Starcie z Ukrainą – poza wynikiem – przyniosło nam niewiele pozytywów, ale jednym z nich była, nie po raz pierwszy zresztą, postawa Jacka Góralskiego. Jak to jest, że w kadrze przepełnionej zawodnikami występującymi w pięciu topowych ligach Europy, tak często uwagę na siebie zwraca niepozorny defensywny pomocnik?
Zacznijmy od tego, że Góralski nie jest piłkarzem, o którym będą regularnie pisać gazety. Wcześniej niczym nie wyróżniał się w lidze bułgarskiej, a teraz występuje w jeszcze słabszych, kazachskich, rozgrywkach, które wedle współczynniku UEFA wyprzedzają naszą Ekstraklasę o zaledwie trzy miejsca. W porównaniu jednak z ligą polską, kazachskiej niemal nikt w naszym kraju nie śledzi. Nie oszukujmy się, brakuje nam entuzjastów lig o wiele silniejszych, jak rosyjska czy holenderska. Kazachska Priemjer Ligasy to peryferia poważnego futbolu, trudno dotrzeć nawet do szczegółowych statystyk rozegranych w jej ramach meczów. Jej aktualny mistrz, Astana, rozegrał w tym sezonie zaledwie dwa mecze w europejskich pucharach, rywalami byli Białorusini i Czarnogórcy. Na ten moment Kazachstan nie ma już żadnego reprezentanta w rozgrywkach pod egidą UEFA. Kairat Ałmaty, w którym występuje Polak, pożegnał się z Ligą Europy już w drugiej rundzie eliminacyjnej. O Kazachstanie zrobiło się ostatnio u nas głośno przy premierze drugiej części filmowych przygód “Borata”. Dla Jacka Góralskiego oznacza to tylko tyle, że każdy wyjazd na zgrupowanie reprezentacji jest dla niego jedyną szansą na pokazanie swojego poziomu i zaangażowania.

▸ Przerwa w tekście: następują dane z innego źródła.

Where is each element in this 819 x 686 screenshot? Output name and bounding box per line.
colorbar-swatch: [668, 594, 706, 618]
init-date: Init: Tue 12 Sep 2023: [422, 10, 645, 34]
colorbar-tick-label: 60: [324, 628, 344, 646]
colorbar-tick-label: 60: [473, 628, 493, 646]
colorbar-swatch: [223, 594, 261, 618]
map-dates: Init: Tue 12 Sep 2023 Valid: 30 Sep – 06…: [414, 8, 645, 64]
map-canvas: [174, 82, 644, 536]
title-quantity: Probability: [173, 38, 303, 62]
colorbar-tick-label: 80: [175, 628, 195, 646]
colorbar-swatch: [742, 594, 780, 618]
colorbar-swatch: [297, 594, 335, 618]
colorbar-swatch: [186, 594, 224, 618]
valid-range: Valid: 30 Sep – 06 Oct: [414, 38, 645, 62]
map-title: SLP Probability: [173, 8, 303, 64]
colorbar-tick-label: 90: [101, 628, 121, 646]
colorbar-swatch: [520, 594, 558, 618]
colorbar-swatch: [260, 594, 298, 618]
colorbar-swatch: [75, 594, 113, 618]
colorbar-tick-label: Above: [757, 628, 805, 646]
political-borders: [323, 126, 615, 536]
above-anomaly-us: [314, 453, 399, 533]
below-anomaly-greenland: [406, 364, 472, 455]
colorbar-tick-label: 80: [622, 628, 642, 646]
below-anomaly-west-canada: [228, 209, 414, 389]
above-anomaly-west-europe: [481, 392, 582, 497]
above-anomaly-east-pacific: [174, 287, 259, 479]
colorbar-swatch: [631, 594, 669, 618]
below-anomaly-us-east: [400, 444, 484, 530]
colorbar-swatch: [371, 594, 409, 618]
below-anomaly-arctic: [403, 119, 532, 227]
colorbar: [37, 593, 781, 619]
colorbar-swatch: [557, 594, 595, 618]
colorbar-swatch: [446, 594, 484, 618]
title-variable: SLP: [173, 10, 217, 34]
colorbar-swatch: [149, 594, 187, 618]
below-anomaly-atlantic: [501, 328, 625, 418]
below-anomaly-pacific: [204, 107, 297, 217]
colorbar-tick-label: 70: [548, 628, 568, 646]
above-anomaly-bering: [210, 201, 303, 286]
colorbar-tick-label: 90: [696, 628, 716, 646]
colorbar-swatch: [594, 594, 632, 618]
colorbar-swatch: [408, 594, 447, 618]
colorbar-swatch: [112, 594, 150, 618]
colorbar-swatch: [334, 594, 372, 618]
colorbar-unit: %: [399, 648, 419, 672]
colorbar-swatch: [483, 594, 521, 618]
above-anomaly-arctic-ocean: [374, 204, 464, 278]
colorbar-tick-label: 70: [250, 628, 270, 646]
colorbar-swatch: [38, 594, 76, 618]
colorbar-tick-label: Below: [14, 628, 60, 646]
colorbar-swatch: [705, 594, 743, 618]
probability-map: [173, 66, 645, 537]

Jak Krzysztof Mączyński dla Adama Nawałki
Polska reprezentacja personalnie wygląda bardzo dobrze. Składają się na to zwłaszcza kluby, w których nasi kadrowicze występują: Bayern Monachium, Juventus, Napoli, ekipy z Bundesligi… A mimo tego, w takich starciach jak z Ukrainą, to niepozorny Jacek Góralski zwraca na siebie największą uwagę. W duecie z Mateuszem Klichem to właśnie zawodnik Kairatu Ałmaty prezentował się lepiej w destrukcji, a przy tym, wbrew obiegowej opinii, dodawał sporo od siebie w kreowaniu akcji. Nie zamierzam robić z niego nowego reżysera czy tempomatu drugiej linii, bo wyraźnie nie ma do tego predyspozycji. Mimo tego, ostatnie zgrupowania pokazują, że wspomniana linia pomocy prezentuje się lepiej, gdy znajduje się w niej zawodnik Kairatu. Góralski w biało-czerwonej koszulce haruje jak wół, a przy tym jest regularny. W tym samym czasie cieszymy się, gdy Mateusz Klich czy Karol Linetty zagrają jedno dobre spotkanie, by zniknąć w kolejnym. O Piotrze Zielińskim powiedziano już chyba wszystko, a pozycja zawodnika Napoli, o którym Pepe Reina wypowiedział się niedawno, że jest zawodnikiem na skalę Barcelony czy Realu Madryt, jest w kadrze nienaruszalna.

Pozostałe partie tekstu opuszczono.